When I was eleven, we moved into an apartment on Washington Avenue, right where 19th Street intersects it. Across from us was a small store, Frohman's Kosher Market, where we wound up doing a lot of our shopping; the foods, especially the meats, were wonderful, and not expensive.
Mister Frohman was a nice, kind man, always with a smile...I remember him telling me to tell my mother that, if she needed to run a tab with him, that was fine...he trusted her. We had one the whole three years we lived there, settling up the first of every month.
Behind the store was an old garage, where Mr. Frohman kept his empty pop bottles. My brother Mike discovered that he could squeeze under the chain on the garage door, and hand out the bottles to me, which we'd take to Mr. Frohman to cash in...I found out years later that he knew what we were doing, but he never told my mother on us.
One day, when I'd gone into the store with the money for our bill, I noticed a line of numbers tattooed on Mr. Frohman's forearm, something I'd never seen before. I asked him what they were, and with a sigh, he set down his boning knife, and proceeded to tell me.

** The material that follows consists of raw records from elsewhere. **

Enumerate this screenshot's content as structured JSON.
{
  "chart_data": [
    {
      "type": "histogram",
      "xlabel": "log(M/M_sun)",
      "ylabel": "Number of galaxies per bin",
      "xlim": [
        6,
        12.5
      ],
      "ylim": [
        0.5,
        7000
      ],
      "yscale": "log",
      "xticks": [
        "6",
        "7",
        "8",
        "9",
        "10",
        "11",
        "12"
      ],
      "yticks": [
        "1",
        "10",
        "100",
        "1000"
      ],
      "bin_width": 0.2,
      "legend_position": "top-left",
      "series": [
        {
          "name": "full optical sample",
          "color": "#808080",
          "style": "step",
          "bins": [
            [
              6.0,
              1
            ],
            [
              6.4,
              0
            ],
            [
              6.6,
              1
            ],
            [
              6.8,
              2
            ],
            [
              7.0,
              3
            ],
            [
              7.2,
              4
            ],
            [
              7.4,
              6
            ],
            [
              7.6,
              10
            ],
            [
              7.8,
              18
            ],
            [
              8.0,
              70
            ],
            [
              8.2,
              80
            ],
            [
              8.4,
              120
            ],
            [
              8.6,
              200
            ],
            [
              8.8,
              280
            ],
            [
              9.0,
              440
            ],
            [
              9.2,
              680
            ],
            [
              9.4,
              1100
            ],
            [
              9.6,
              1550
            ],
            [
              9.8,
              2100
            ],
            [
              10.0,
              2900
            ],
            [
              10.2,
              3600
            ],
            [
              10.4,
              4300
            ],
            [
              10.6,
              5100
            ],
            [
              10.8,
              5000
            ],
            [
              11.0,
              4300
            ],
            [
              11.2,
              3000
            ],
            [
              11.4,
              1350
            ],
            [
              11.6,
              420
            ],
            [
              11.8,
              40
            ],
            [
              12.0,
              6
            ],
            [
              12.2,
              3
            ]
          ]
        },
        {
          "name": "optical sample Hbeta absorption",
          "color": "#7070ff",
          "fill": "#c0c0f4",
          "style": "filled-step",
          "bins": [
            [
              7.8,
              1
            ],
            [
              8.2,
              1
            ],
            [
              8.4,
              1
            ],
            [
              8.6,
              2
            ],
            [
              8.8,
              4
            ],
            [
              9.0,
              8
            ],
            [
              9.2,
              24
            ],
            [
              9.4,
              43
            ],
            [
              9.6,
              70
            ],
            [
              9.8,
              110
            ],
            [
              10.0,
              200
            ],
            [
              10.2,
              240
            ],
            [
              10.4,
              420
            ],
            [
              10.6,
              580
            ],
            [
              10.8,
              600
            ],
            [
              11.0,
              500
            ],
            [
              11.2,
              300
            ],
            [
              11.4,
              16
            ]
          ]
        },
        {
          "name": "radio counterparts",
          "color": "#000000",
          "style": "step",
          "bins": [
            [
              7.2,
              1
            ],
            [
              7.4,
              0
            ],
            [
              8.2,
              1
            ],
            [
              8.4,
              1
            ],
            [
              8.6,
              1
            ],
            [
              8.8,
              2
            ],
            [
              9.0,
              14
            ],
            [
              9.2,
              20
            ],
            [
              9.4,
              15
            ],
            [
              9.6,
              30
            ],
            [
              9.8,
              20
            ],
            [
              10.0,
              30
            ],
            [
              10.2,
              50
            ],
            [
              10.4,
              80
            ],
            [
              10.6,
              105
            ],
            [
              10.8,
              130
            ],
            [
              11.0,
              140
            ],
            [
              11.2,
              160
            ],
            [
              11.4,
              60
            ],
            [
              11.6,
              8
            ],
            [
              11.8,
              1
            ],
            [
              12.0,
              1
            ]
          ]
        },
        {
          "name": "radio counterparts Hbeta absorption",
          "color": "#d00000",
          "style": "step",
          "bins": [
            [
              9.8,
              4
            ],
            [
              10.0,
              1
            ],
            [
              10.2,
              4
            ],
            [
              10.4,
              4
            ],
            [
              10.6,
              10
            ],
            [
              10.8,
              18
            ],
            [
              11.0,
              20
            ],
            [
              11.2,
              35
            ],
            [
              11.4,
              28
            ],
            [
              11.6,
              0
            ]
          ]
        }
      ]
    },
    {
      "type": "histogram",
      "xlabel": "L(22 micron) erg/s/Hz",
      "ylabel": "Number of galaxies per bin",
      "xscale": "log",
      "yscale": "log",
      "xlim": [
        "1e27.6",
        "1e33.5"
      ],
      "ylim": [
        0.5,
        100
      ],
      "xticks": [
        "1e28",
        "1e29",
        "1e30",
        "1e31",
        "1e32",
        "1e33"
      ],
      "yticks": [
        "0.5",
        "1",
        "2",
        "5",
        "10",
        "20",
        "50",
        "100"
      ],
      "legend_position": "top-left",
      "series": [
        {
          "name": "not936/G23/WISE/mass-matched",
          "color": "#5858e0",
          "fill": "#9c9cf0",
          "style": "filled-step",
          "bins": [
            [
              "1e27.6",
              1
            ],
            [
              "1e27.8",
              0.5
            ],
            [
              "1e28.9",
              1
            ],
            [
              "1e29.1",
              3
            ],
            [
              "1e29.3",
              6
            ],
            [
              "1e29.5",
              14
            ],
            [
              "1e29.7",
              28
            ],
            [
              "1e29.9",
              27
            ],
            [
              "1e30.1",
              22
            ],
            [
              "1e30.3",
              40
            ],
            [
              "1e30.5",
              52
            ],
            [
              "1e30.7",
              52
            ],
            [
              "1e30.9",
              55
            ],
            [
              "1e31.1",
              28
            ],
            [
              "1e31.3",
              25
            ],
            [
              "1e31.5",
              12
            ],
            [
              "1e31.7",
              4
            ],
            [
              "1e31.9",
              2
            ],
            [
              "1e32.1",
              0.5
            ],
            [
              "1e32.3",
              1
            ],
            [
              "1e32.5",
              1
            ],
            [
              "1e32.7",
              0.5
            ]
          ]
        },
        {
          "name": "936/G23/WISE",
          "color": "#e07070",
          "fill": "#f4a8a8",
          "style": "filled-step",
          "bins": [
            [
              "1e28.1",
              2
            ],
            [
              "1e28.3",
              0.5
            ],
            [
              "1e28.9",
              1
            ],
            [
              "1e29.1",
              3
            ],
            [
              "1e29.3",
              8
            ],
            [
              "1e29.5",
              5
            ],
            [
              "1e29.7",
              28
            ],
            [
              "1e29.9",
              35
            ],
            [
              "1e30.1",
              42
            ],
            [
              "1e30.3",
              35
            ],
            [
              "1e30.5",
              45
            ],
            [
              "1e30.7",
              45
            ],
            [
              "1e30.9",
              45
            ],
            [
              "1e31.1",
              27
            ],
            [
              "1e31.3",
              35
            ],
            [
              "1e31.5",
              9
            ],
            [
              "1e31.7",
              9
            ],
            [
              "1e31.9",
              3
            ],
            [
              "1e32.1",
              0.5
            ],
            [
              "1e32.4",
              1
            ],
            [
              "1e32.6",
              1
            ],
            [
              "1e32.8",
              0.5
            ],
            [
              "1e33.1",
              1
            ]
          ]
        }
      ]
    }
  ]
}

When he was in his teens, Mr. Frohman, his parents, brothers and sisters, and other relatives were rounded up by the Nazis, and placed in the death camp, Auchwitz; of all that family, only he and a cousin survived.
He didn't go into details...he didn't need to. I remembered the grainy pictures of people , stacked like wood, that I'd seen in a magazine, and tried to comprehend how people could treat other people like that. I knew the Nazis were bad guys, from the movies and shows like "Combat", but this was mind-boggling. I went home, and Mr. Frohman never said another word about it.
I miss him....with all that, not to mention the Jew-baiters of then and later, and the ones who said that this man, and his tattoo, were liars, Mr. Frohman always had a smile...for everyone.